Comment repérer un iceberg en pratique
Le signal le plus caractéristique d'un iceberg est la répétition d'un ordre limite à un prix identique qui semble se « recharger » indéfiniment malgré des exécutions successives. Sur le DOM, la quantité affichée à ce niveau paraît modeste, mais lorsqu'on observe le footprint chart, le volume réellement échangé à ce prix est disproportionné par rapport à ce que la taille visible aurait dû permettre. Cette divergence entre carnet et footprint est la signature la plus fiable d'un gros acteur qui cache son jeu.
Un autre indice provient du time \& sales (le flux des transactions exécutées), où l'on observe une succession de trades de taille similaire au même prix, espacés de quelques dixièmes de seconde à quelques secondes, ce qui trahit le rechargement mécanique de l'ordre. Enfin, le comportement du prix lui-même est révélateur : lorsqu'un marché teste plusieurs fois un même niveau sans jamais le casser, malgré une pression directionnelle claire, cela suggère qu'un iceberg défend ce prix comme un support ou une résistance de fait.
Interpréter ces signaux pour trader
Repérer une absorption ou un iceberg n'est pas une fin en soi : ces signaux servent surtout à identifier des zones de support ou de résistance de haute qualité, car elles reflètent l'engagement réel de capitaux importants et non de simples ordres retail. La stratégie classique consiste à attendre que le marché échoue plusieurs fois à franchir ce niveau, puis à se positionner dans le sens de l'acteur qui absorbe, en anticipant que la pression finira par s'inverser une fois le flux adverse épuisé. Il est toutefois recommandé de ne pas se précipiter dès l'apparition du signal, mais d'attendre une confirmation de momentum, c'est-à-dire que d'autres traders commencent à suivre le mouvement dans la même direction.
Une nuance importante concerne les cas où l'iceberg finit par céder : lorsque le volume absorbé dépasse une certaine masse critique et que le prix parvient malgré tout à franchir le niveau, cela signale souvent un retournement violent, car tous les traders qui s'appuyaient sur ce niveau comme support se retrouvent piégés et doivent débourser leurs positions dans la foulée. Cette dynamique de « cassure d'iceberg » est l'une des configurations les plus puissantes en order flow trading, car elle combine liquidation forcée et changement de sentiment de marché.
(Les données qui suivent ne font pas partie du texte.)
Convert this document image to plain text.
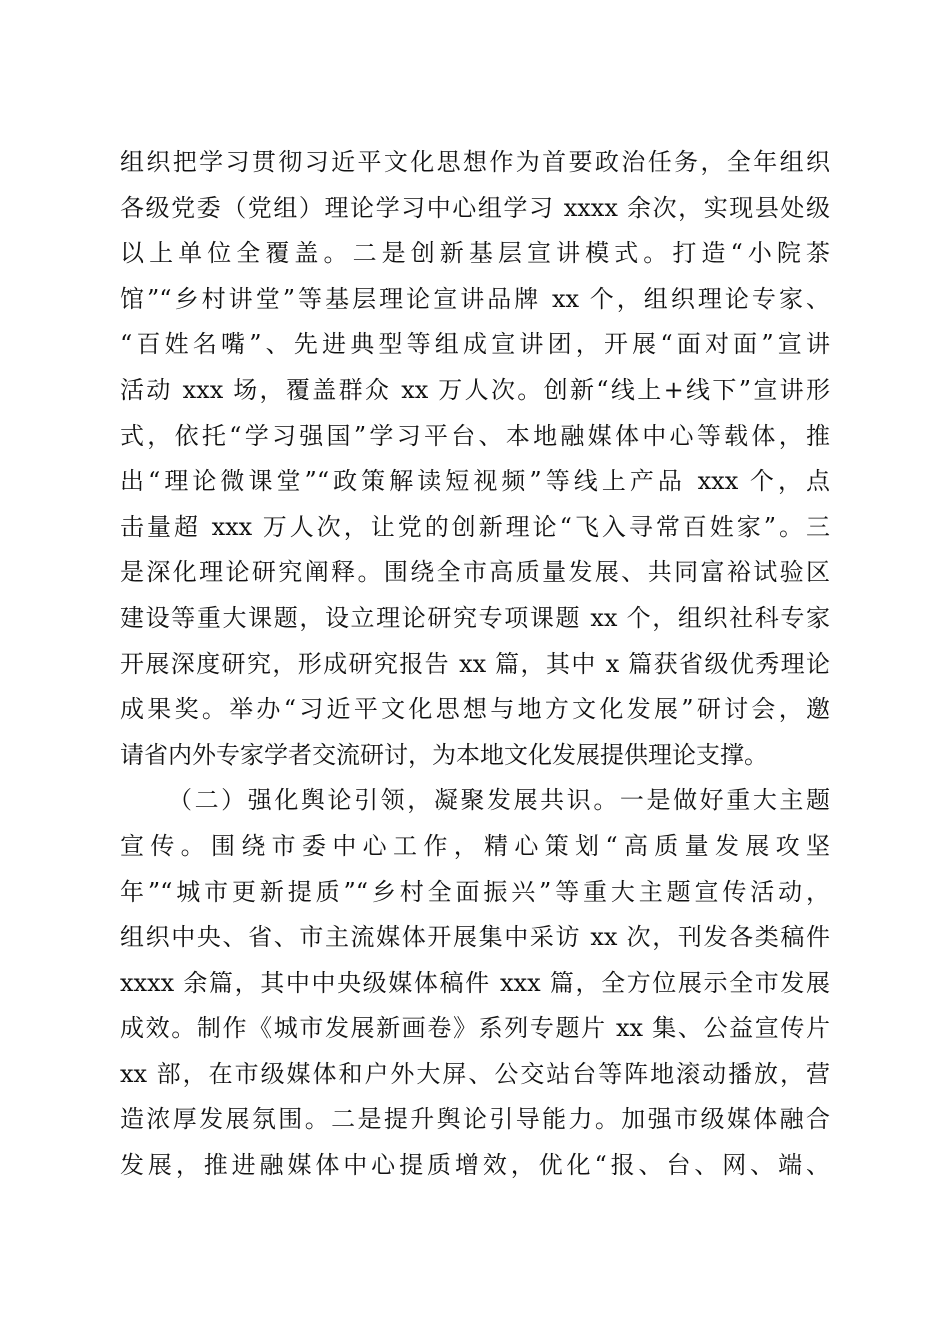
组织把学习贯彻习近平文化思想作为首要政治任务，全年组织
各级党委（党组）理论学习中心组学习 xxxx 余次，实现县处级
以上单位全覆盖。二是创新基层宣讲模式。打造“小院茶
馆”“乡村讲堂”等基层理论宣讲品牌 xx 个，组织理论专家、
“百姓名嘴”、先进典型等组成宣讲团，开展“面对面”宣讲
活动 xxx 场，覆盖群众 xx 万人次。创新“线上+线下”宣讲形
式，依托“学习强国”学习平台、本地融媒体中心等载体，推
出“理论微课堂”“政策解读短视频”等线上产品 xxx 个，点
击量超 xxx 万人次，让党的创新理论“飞入寻常百姓家”。三
是深化理论研究阐释。围绕全市高质量发展、共同富裕试验区
建设等重大课题，设立理论研究专项课题 xx 个，组织社科专家
开展深度研究，形成研究报告 xx 篇，其中 x 篇获省级优秀理论
成果奖。举办“习近平文化思想与地方文化发展”研讨会，邀
请省内外专家学者交流研讨，为本地文化发展提供理论支撑。
（二）强化舆论引领，凝聚发展共识。一是做好重大主题
宣传。围绕市委中心工作，精心策划“高质量发展攻坚
年”“城市更新提质”“乡村全面振兴”等重大主题宣传活动，
组织中央、省、市主流媒体开展集中采访 xx 次，刊发各类稿件
xxxx 余篇，其中中央级媒体稿件 xxx 篇，全方位展示全市发展
成效。制作《城市发展新画卷》系列专题片 xx 集、公益宣传片
xx 部，在市级媒体和户外大屏、公交站台等阵地滚动播放，营
造浓厚发展氛围。二是提升舆论引导能力。加强市级媒体融合
发展，推进融媒体中心提质增效，优化“报、台、网、端、
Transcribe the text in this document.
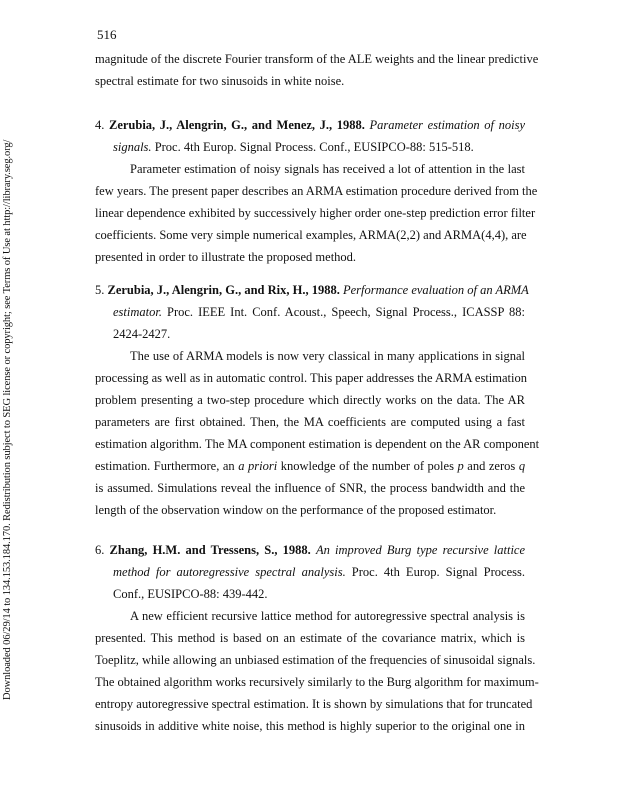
516
Downloaded 06/29/14 to 134.153.184.170. Redistribution subject to SEG license or copyright; see Terms of Use at http://library.seg.org/
magnitude of the discrete Fourier transform of the ALE weights and the linear predictive
spectral estimate for two sinusoids in white noise.
4. Zerubia, J., Alengrin, G., and Menez, J., 1988. Parameter estimation of noisy
signals. Proc. 4th Europ. Signal Process. Conf., EUSIPCO-88: 515-518.
Parameter estimation of noisy signals has received a lot of attention in the last
few years. The present paper describes an ARMA estimation procedure derived from the
linear dependence exhibited by successively higher order one-step prediction error filter
coefficients. Some very simple numerical examples, ARMA(2,2) and ARMA(4,4), are
presented in order to illustrate the proposed method.
5. Zerubia, J., Alengrin, G., and Rix, H., 1988. Performance evaluation of an ARMA
estimator. Proc. IEEE Int. Conf. Acoust., Speech, Signal Process., ICASSP 88:
2424-2427.
The use of ARMA models is now very classical in many applications in signal
processing as well as in automatic control. This paper addresses the ARMA estimation
problem presenting a two-step procedure which directly works on the data. The AR
parameters are first obtained. Then, the MA coefficients are computed using a fast
estimation algorithm. The MA component estimation is dependent on the AR component
estimation. Furthermore, an a priori knowledge of the number of poles p and zeros q
is assumed. Simulations reveal the influence of SNR, the process bandwidth and the
length of the observation window on the performance of the proposed estimator.
6. Zhang, H.M. and Tressens, S., 1988. An improved Burg type recursive lattice
method for autoregressive spectral analysis. Proc. 4th Europ. Signal Process.
Conf., EUSIPCO-88: 439-442.
A new efficient recursive lattice method for autoregressive spectral analysis is
presented. This method is based on an estimate of the covariance matrix, which is
Toeplitz, while allowing an unbiased estimation of the frequencies of sinusoidal signals.
The obtained algorithm works recursively similarly to the Burg algorithm for maximum-
entropy autoregressive spectral estimation. It is shown by simulations that for truncated
sinusoids in additive white noise, this method is highly superior to the original one in
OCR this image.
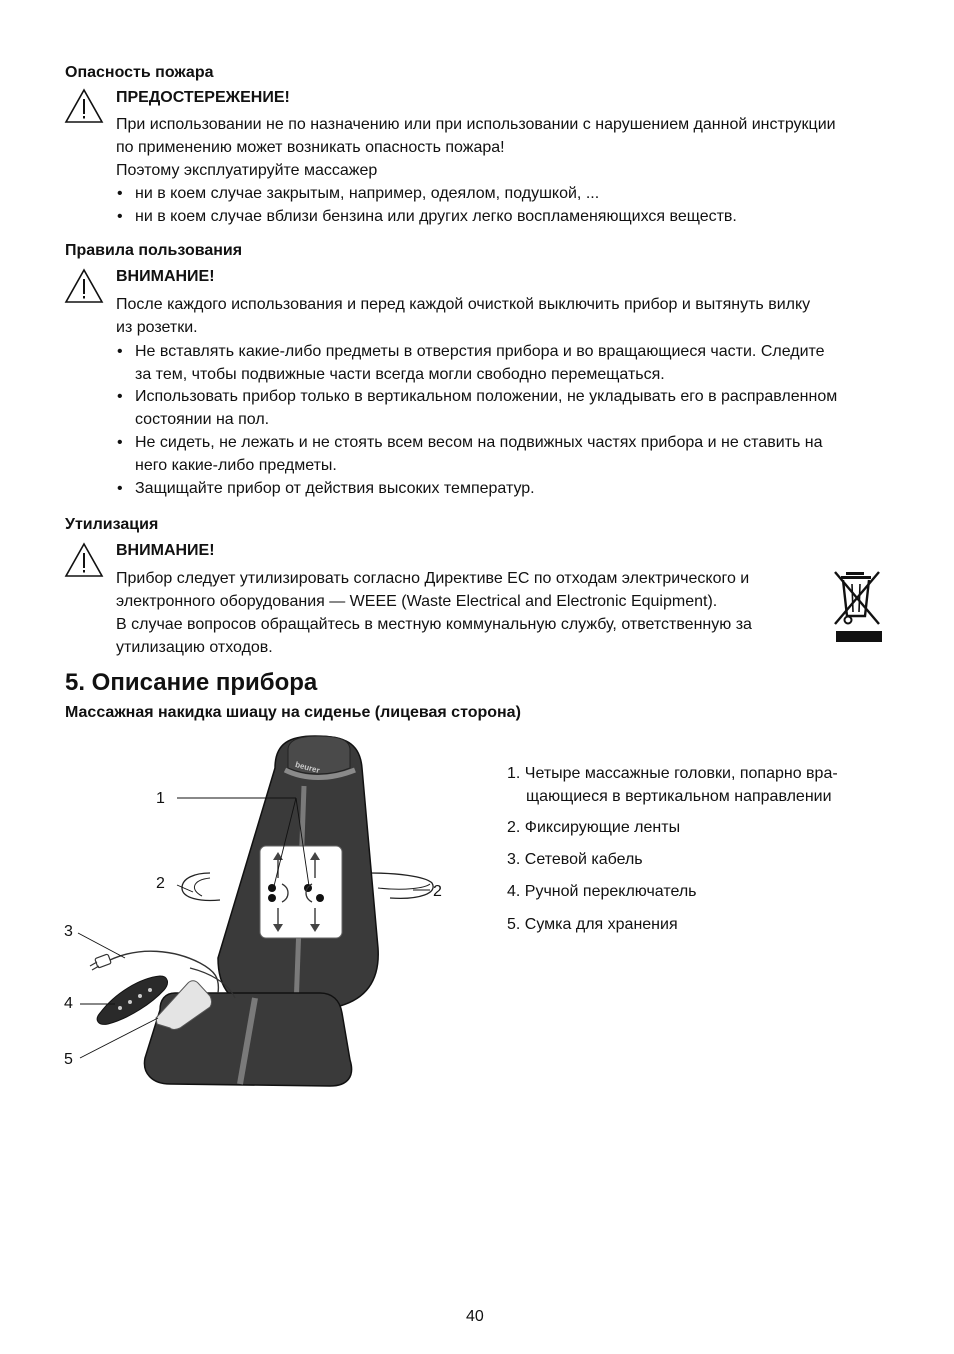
Опасность пожара
ПРЕДОСТЕРЕЖЕНИЕ!
При использовании не по назначению или при использовании с нарушением данной инструкции
по применению может возникать опасность пожара!
Поэтому эксплуатируйте массажер
• ни в коем случае закрытым, например, одеялом, подушкой, ...
• ни в коем случае вблизи бензина или других легко воспламеняющихся веществ.
Правила пользования
ВНИМАНИЕ!
После каждого использования и перед каждой очисткой выключить прибор и вытянуть вилку
из розетки.
• Не вставлять какие-либо предметы в отверстия прибора и во вращающиеся части. Следите
за тем, чтобы подвижные части всегда могли свободно перемещаться.
• Использовать прибор только в вертикальном положении, не укладывать его в расправленном
состоянии на пол.
• Не сидеть, не лежать и не стоять всем весом на подвижных частях прибора и не ставить на
него какие-либо предметы.
• Защищайте прибор от действия высоких температур.
Утилизация
ВНИМАНИЕ!
Прибор следует утилизировать согласно Директиве ЕС по отходам электрического и
электронного оборудования — WEEE (Waste Electrical and Electronic Equipment).
В случае вопросов обращайтесь в местную коммунальную службу, ответственную за
утилизацию отходов.
5. Описание прибора
Массажная накидка шиацу на сиденье (лицевая сторона)
beurer
1
2	2
3
4
5
1. Четыре массажные головки, попарно вра-
щающиеся в вертикальном направлении
2. Фиксирующие ленты
3. Сетевой кабель
4. Ручной переключатель
5. Сумка для хранения
40
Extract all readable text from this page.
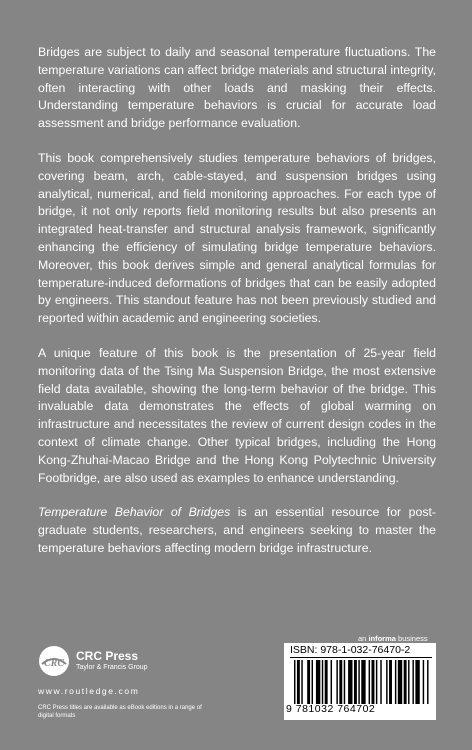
Bridges are subject to daily and seasonal temperature fluctuations. The temperature variations can affect bridge materials and structural integrity, often interacting with other loads and masking their effects. Understanding temperature behaviors is crucial for accurate load assessment and bridge performance evaluation.

This book comprehensively studies temperature behaviors of bridges, covering beam, arch, cable-stayed, and suspension bridges using analytical, numerical, and field monitoring approaches. For each type of bridge, it not only reports field monitoring results but also presents an integrated heat-transfer and structural analysis framework, significantly enhancing the efficiency of simulating bridge temperature behaviors. Moreover, this book derives simple and general analytical formulas for temperature-induced deformations of bridges that can be easily adopted by engineers. This standout feature has not been previously studied and reported within academic and engineering societies.

A unique feature of this book is the presentation of 25-year field monitoring data of the Tsing Ma Suspension Bridge, the most extensive field data available, showing the long-term behavior of the bridge. This invaluable data demonstrates the effects of global warming on infrastructure and necessitates the review of current design codes in the context of climate change. Other typical bridges, including the Hong Kong-Zhuhai-Macao Bridge and the Hong Kong Polytechnic University Footbridge, are also used as examples to enhance understanding.

Temperature Behavior of Bridges is an essential resource for post-graduate students, researchers, and engineers seeking to master the temperature behaviors affecting modern bridge infrastructure.

an informa business
CRC
CRC Press
Taylor & Francis Group
www.routledge.com
CRC Press titles are available as eBook editions in a range of digital formats
ISBN: 978-1-032-76470-2
9 781032 764702
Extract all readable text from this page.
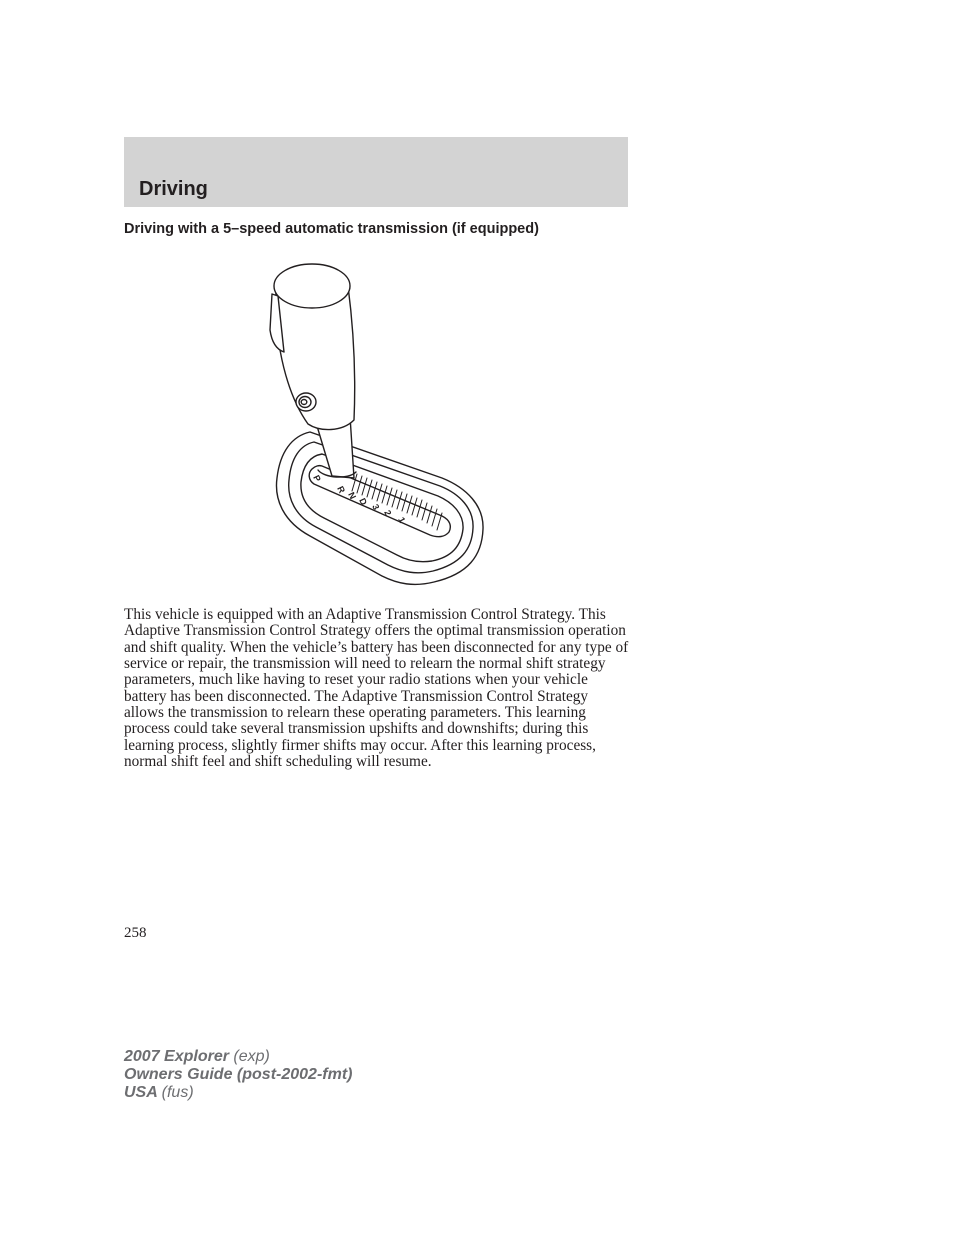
Driving
Driving with a 5–speed automatic transmission (if equipped)
P
R
N
D
3
2
1

This vehicle is equipped with an Adaptive Transmission Control Strategy. This Adaptive Transmission Control Strategy offers the optimal transmission operation and shift quality. When the vehicle’s battery has been disconnected for any type of service or repair, the transmission will need to relearn the normal shift strategy parameters, much like having to reset your radio stations when your vehicle battery has been disconnected. The Adaptive Transmission Control Strategy allows the transmission to relearn these operating parameters. This learning process could take several transmission upshifts and downshifts; during this learning process, slightly firmer shifts may occur. After this learning process, normal shift feel and shift scheduling will resume.

258
2007 Explorer (exp)
Owners Guide (post-2002-fmt)
USA (fus)
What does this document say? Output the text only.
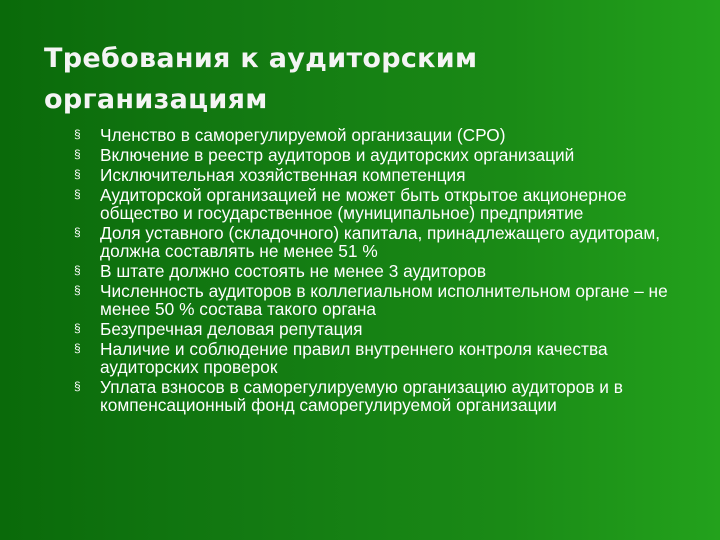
Требования к аудиторским организациям
§	Членство в саморегулируемой организации (СРО)
§	Включение в реестр аудиторов и аудиторских организаций
§	Исключительная хозяйственная компетенция
§	Аудиторской организацией не может быть открытое акционерное общество и государственное (муниципальное) предприятие
§	Доля уставного (складочного) капитала, принадлежащего аудиторам, должна составлять не менее 51 %
§	В штате должно состоять не менее 3 аудиторов
§	Численность аудиторов в коллегиальном исполнительном органе – не менее 50 % состава такого органа
§	Безупречная деловая репутация
§	Наличие и соблюдение правил внутреннего контроля качества аудиторских проверок
§	Уплата взносов в саморегулируемую организацию аудиторов и в компенсационный фонд саморегулируемой организации
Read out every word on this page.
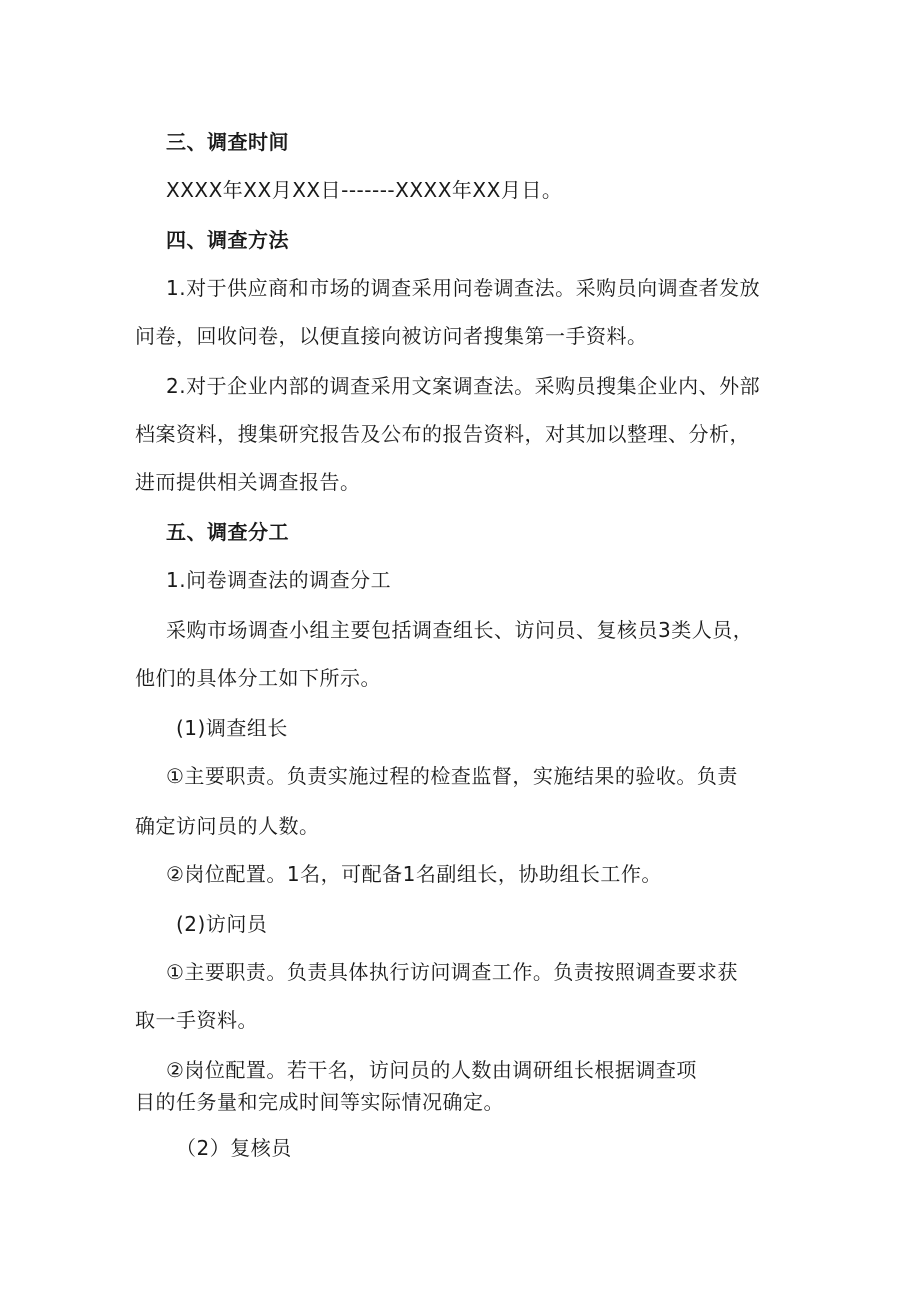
三、调查时间
XXXX年XX月XX日-------XXXX年XX月日。
四、调查方法
1.对于供应商和市场的调查采用问卷调查法。采购员向调查者发放
问卷，回收问卷，以便直接向被访问者搜集第一手资料。
2.对于企业内部的调查采用文案调查法。采购员搜集企业内、外部
档案资料，搜集研究报告及公布的报告资料，对其加以整理、分析，
进而提供相关调查报告。
五、调查分工
1.问卷调查法的调查分工
采购市场调查小组主要包括调查组长、访问员、复核员3类人员，
他们的具体分工如下所示。
(1)调查组长
①主要职责。负责实施过程的检查监督，实施结果的验收。负责
确定访问员的人数。
②岗位配置。1名，可配备1名副组长，协助组长工作。
(2)访问员
①主要职责。负责具体执行访问调查工作。负责按照调查要求获
取一手资料。
②岗位配置。若干名，访问员的人数由调研组长根据调查项
目的任务量和完成时间等实际情况确定。
（2）复核员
Limites et prudence méthodologique
Il faut garder à l'esprit que tous les gros volumes à un niveau ne sont pas nécessairement des icebergs : ils peuvent simplement résulter d'un empilement naturel d'ordres de plusieurs acteurs indépendants à un même prix psychologique. Par ailleurs, certains acteurs utilisent des techniques de spoofing, c'est-à-dire qu'ils affichent de faux ordres volumineux sans intention réelle de les exécuter, dans le but de manipuler la perception des autres traders ; il convient donc de croiser plusieurs indicateurs avant de conclure à la présence d'un iceberg authentique. La recherche académique confirme d'ailleurs que la liquidité cachée modifie sensiblement le comportement du carnet d'ordres et la formation des prix, ce qui justifie une approche rigoureuse plutôt qu'une lecture superficielle du DOM.